Engels: Blicken wir nun auf den Aspekt, der uns in Deutschland mit Blick auf General Motors ja am meisten interessiert: auf Opel. General Motors ist ja auch an dem neu zu schaffenden Opel-Konzern noch zu 35 Prozent beteiligt. Besteht die Gefahr, dass GM-Gläubiger auf diesem Weg nun indirekt doch noch auf Opel-Kapital zugreifen?
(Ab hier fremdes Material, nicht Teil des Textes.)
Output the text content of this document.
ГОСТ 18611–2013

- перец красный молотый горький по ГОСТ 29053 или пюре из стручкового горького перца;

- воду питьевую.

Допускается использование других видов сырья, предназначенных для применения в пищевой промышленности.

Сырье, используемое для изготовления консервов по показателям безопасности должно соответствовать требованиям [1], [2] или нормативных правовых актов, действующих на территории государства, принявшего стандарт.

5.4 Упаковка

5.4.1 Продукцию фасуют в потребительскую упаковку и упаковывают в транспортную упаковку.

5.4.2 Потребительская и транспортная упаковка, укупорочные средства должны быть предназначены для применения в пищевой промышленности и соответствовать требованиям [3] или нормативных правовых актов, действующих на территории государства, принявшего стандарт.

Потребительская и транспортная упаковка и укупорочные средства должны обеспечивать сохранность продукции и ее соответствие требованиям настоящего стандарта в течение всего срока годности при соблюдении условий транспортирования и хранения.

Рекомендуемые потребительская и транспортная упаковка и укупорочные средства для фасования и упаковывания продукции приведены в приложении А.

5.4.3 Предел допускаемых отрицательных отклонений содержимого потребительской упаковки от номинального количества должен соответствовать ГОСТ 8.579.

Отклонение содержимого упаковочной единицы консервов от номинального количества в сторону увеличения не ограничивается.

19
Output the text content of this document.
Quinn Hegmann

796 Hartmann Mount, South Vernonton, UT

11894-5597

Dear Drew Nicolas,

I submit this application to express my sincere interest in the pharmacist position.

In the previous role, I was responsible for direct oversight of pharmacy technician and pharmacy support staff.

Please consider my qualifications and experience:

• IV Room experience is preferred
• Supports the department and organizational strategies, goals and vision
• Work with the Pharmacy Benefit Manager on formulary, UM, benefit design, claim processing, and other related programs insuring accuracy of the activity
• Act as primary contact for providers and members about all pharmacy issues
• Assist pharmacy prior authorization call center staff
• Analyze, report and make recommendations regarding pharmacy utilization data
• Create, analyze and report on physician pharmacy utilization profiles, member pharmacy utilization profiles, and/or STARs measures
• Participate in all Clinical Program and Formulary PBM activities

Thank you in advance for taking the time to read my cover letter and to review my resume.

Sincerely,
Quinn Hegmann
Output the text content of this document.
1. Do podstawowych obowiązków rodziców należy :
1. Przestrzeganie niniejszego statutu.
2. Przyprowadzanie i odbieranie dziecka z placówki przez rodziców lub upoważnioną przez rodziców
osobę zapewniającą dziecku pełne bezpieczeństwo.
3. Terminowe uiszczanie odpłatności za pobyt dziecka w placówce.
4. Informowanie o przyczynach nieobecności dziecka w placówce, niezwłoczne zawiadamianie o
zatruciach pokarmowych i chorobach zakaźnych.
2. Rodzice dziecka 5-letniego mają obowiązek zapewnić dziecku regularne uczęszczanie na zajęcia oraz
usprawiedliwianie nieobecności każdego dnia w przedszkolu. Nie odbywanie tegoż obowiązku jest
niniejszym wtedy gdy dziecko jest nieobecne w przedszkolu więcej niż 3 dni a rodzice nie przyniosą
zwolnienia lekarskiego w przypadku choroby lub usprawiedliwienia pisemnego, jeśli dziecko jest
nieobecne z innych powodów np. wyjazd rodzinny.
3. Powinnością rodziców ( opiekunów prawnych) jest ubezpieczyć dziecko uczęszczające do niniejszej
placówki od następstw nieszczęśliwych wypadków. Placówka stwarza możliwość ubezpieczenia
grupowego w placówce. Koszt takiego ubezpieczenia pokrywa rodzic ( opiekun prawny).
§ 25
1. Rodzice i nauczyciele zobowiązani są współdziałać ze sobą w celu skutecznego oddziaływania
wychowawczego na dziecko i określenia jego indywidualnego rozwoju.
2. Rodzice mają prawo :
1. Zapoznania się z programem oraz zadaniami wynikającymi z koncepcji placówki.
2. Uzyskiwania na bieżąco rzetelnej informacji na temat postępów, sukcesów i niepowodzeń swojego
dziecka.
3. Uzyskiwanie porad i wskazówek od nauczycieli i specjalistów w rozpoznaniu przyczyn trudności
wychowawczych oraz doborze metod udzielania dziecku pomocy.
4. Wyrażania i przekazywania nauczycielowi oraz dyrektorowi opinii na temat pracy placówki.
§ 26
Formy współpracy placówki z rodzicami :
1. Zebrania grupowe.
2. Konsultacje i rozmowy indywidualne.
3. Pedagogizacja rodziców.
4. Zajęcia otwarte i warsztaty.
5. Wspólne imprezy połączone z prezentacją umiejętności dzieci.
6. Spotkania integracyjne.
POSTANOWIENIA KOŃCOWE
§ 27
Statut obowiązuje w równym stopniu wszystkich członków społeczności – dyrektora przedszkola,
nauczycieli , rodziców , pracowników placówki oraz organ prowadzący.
Reinhart: Nein, an sich nicht. Auf Vermögenswerte von Opel können Gläubiger von General Motors nicht zugreifen, weil jede Tochtergesellschaft in der Insolvenz an sich rechtlich eigenständig ist. Die Gläubiger von General Motors sind daher nicht zugleich auch Gläubiger von Opel hier in Deutschland. Das Problem besteht vielmehr in den Leistungsbeziehungen, die eine Tochtergesellschaft mit der Muttergesellschaft hat, und den dort vereinbarten Verrechnungspreisen, das heißt den Liefer- und Leistungsbeziehungen, die Opel mit General Motors in den USA vereinbart hat. Wenn hier Preise vereinbart wurden, die nicht marktgerecht oder zum Nachteil von Opel sind, führt das freilich weiterhin zu einem Vermögensabfluss in den USA, weil schlichtweg einfach die Preise nicht marktgerecht sind.
Engels: Wie ist es eigentlich rechtlich zu bewerten, dass wenige Stunden vor der Insolvenz von General Motors noch ein wesentlicher Teil des Konzerns, nämlich Opel, verkauft wurde?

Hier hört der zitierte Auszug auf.